Dressel became the first swimmer to win three world gold medals in one session on Saturday, then claimed his seventh of the week in the men's 4x100m medley relay on Sunday to match Phelps' record tally from the 2007 world championships.
Dressel's tally includes three individual titles in the 50m, 100m freestyle and 100m butterfly, plus four relays golds in the 4x100m freestyle, 4x100m mixed freestyle, 4x100m mixed medley and Sunday's 4x100m medley.
It put him level with US legends like Phelps, Ryan Lochte, who won five worlds golds in 2011, and Mark Spitz, who win seven golds at the 1972 Olympics in Munich.
"This is probably one of the top-five best swim meets ever by an American male -- the other four going to Michael Phelps and Ryan Lochte," said the USA's Olympic backstroke champion Ryan Murphy.
"To be in that company is no small achievement, hopefully this is just the beginning for him and he can have a really great career."

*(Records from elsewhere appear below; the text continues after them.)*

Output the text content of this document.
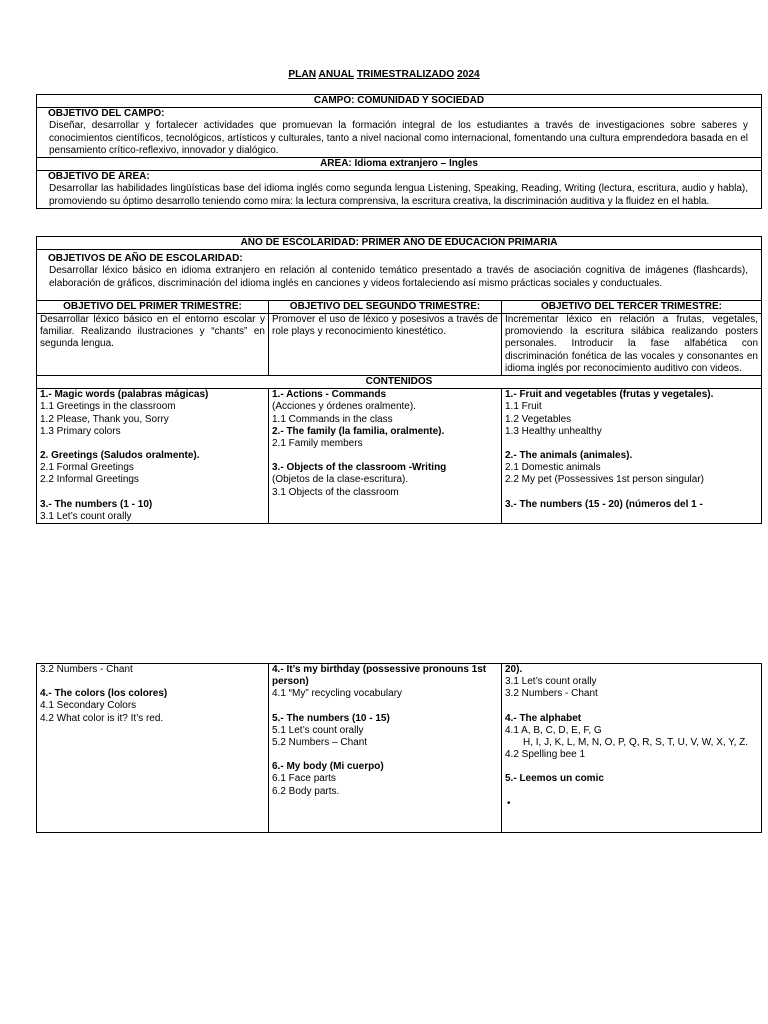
PLAN ANUAL TRIMESTRALIZADO 2024
CAMPO: COMUNIDAD Y SOCIEDAD
OBJETIVO DEL CAMPO:
Diseñar, desarrollar y fortalecer actividades que promuevan la formación integral de los estudiantes a través de investigaciones sobre saberes y conocimientos científicos, tecnológicos, artísticos y culturales, tanto a nivel nacional como internacional, fomentando una cultura emprendedora basada en el pensamiento crítico-reflexivo, innovador y dialógico.
ÁREA: Idioma extranjero – Ingles
OBJETIVO DE ÁREA:
Desarrollar las habilidades lingüísticas base del idioma inglés como segunda lengua Listening, Speaking, Reading, Writing (lectura, escritura, audio y habla), promoviendo su óptimo desarrollo teniendo como mira: la lectura comprensiva, la escritura creativa, la discriminación auditiva y la fluidez en el habla.
AÑO DE ESCOLARIDAD: PRIMER AÑO DE EDUCACIÓN PRIMARIA
OBJETIVOS DE AÑO DE ESCOLARIDAD:
Desarrollar léxico básico en idioma extranjero en relación al contenido temático presentado a través de asociación cognitiva de imágenes (flashcards), elaboración de gráficos, discriminación del idioma inglés en canciones y videos fortaleciendo así mismo prácticas sociales y conductuales.
OBJETIVO DEL PRIMER TRIMESTRE:	OBJETIVO DEL SEGUNDO TRIMESTRE:	OBJETIVO DEL TERCER TRIMESTRE:
Desarrollar léxico básico en el entorno escolar y familiar. Realizando ilustraciones y “chants” en segunda lengua.
Promover el uso de léxico y posesivos a través de role plays y reconocimiento kinestético.
Incrementar léxico en relación a frutas, vegetales, promoviendo la escritura silábica realizando posters personales. Introducir la fase alfabética con discriminación fonética de las vocales y consonantes en idioma inglés por reconocimiento auditivo con videos.
CONTENIDOS
1.- Magic words (palabras mágicas)
1.1 Greetings in the classroom
1.2 Please, Thank you, Sorry
1.3 Primary colors
2. Greetings (Saludos oralmente).
2.1 Formal Greetings
2.2 Informal Greetings
3.- The numbers (1 - 10)
3.1 Let’s count orally
1.- Actions - Commands
(Acciones y órdenes oralmente).
1.1 Commands in the class
2.- The family (la familia, oralmente).
2.1 Family members
3.- Objects of the classroom -Writing
(Objetos de la clase-escritura).
3.1 Objects of the classroom
1.- Fruit and vegetables (frutas y vegetales).
1.1 Fruit
1.2 Vegetables
1.3 Healthy unhealthy
2.- The animals (animales).
2.1 Domestic animals
2.2 My pet (Possessives 1st person singular)
3.- The numbers (15 - 20) (números del 1 -
3.2 Numbers - Chant
4.- The colors (los colores)
4.1 Secondary Colors
4.2 What color is it? It’s red.
4.- It’s my birthday (possessive pronouns 1st person)
4.1 “My” recycling vocabulary
5.- The numbers (10 - 15)
5.1 Let’s count orally
5.2 Numbers – Chant
6.- My body (Mi cuerpo)
6.1 Face parts
6.2 Body parts.
20).
3.1 Let’s count orally
3.2 Numbers - Chant
4.- The alphabet
4.1 A, B, C, D, E, F, G
H, I, J, K, L, M, N, O, P, Q, R, S, T, U, V, W, X, Y, Z.
4.2 Spelling bee 1
5.- Leemos un comic
•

Dressel's feat -- especially his jaw-dropping treble of golds over 98 minutes on Saturday night -- is all the more remarkable given that he was virtually unheard of, even in the swimming community, before these Budapest championships.
"I don’t even know if he went to the Olympics last year? He has definitely taken a really big step this year," admitted Sweden's sprint queen Sarah Sjostrom.
Dressel's performances have been the icing on the cake for the USA, who finished with 38 swimming medals in Budapest -- over five times more than nearest rivals Britain, who have seven.
Katie Ledecky also made history in Budapest as she finished with 14 world golds in her career to eclipse Missy Franklin, who has 11, as the most decorated female in championships history.
The 20-year-old freestyle queen won five golds, but by her own admission the medal which stood out was her silver in the 200m freestyle -- her first defeat in 15 finals at a worlds, spanning three championships.
"That will light some fire under me for the next couple of years," said Ledecky after losing to Italy's Federica Pellegrini over 200m.
Sjostrom underlined her status as the world's best sprinter with freestyle world records over 50m and 100m.
Sjostrom also set a new world record in the semi-finals of the 50m freestyle with a time of 23.67sec bettering the old mark of 23.73sec set by Germany's Britta Steffen in 2009.
"I'm really happy I could erase one of those textile-suit records," said Sjostrom.
"A lot of people thought those times from 2009 would be impossible to beat."
Sjostrom claimed two of the seven individual world records which fell at these world championships.
British lionheart Adam Peaty claimed two in one day when he smashed his own 50m breaststroke in Tuesday's heats and then again in the evening's semi-finals when he became the first swimmer to go under 26 seconds.
The 22-year-old was peerless as he defended his 50m and 100m titles, but by his own admission, his thirst for world records is relentless.
He is determined to become the first person to swim the 100m breaststroke under 57 seconds -- 'Project 56' as he calls it.
"I am already thinking how can I go 25.5 (over 50m), how do I go to 56 territory (over 100m), which is hopefully coming soon," says Peaty.
Olympic champion Lilly King took both the 50m and 100m breaststroke world records set by Ruta Meilutyte in 2013.
Canada's Kylie Masse, who set a new world record in the women's 100m backstroke, of 58.10m was one of four records which fell on Tuesday alone.